Consider for any integer $k\geqslant1$ : $$u_k=\lfloor k\sqrt2\rfloor$$ It's not difficult to prove that there are infinitely many $k$ such that $u_k$ is even and infinitely many $k$ such that $u_k$ is odd. Suppose, for example, that there exists $N\in\mathbb{N}^\star$ such that $u_k$ is odd for all $k\geqslant N$; then we have $u_{k+1}-u_k\geqslant2$ for all $k\geqslant N$ and thus $2k=O(u_k)$. But we know that $u_k=O(k\sqrt2)$ hence a contradiction, since $\sqrt2<2$.

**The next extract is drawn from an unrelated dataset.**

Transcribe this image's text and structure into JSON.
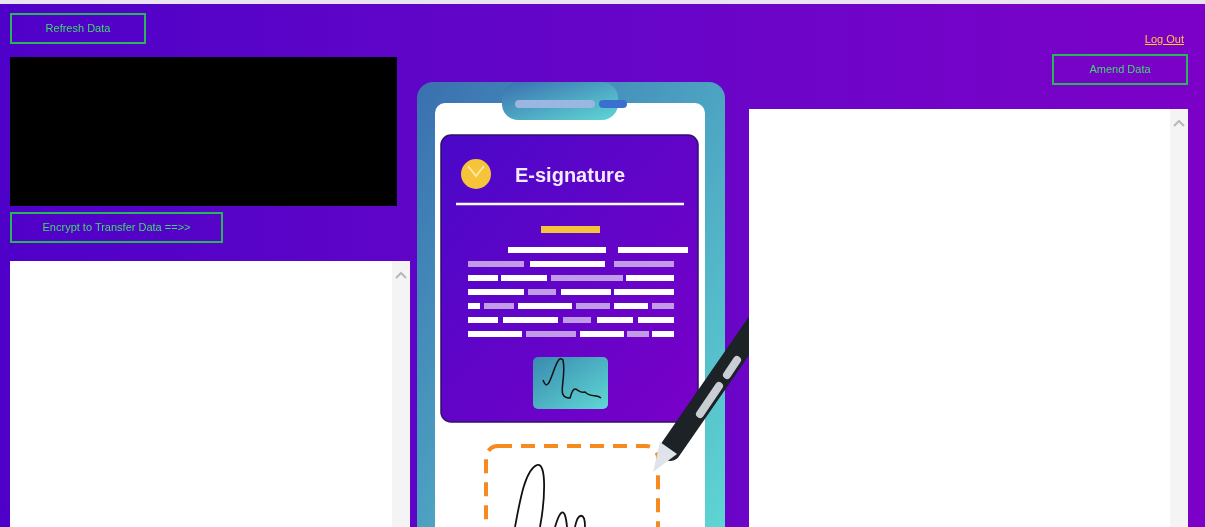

And the same holds when replacing "odd" by "even".
Now my question ...
Consider, more generally, $\alpha\in\mathbb{R}-\mathbb{Q}$, $\alpha>0$ and, for any integer $k\geqslant1$ : $$u_k=\lfloor k\alpha\rfloor$$
Is it true that for any integer $n\geqslant2$ and any $r\in\{0,\cdots,n-1\}$, there are infinitely many $k$ such that $u_k\equiv r\pmod{n}$ ?
Since $\alpha$ is irrational, the number $\frac \alpha n$ is also irrational and hence the sequence $(\{\frac{ k\alpha} n\})_k$ is dense in the interval $[0, 1)$, where $\{x\}$ denotes the fractional part of $x$, i.e. $\{x\} = x - \lfloor x\rfloor$.
In particular, given any $r \in\{0, \dots, n - 1\}$, the interval $[\frac r n, \frac {r + 1} n)$ contains infinitely many numbers of the form $\{\frac {k\alpha} n\}$.
It only remains to note that, if $\{\frac {k \alpha} n\}$ lies in the interval $[\frac r n, \frac{r + 1} n)$, then we have $\frac r n + m \leq \frac {k\alpha} n < \frac{r + 1} n + m$ for some integer $m$, and hence $\lfloor k\alpha \rfloor = r + nm \equiv r \pmod n$.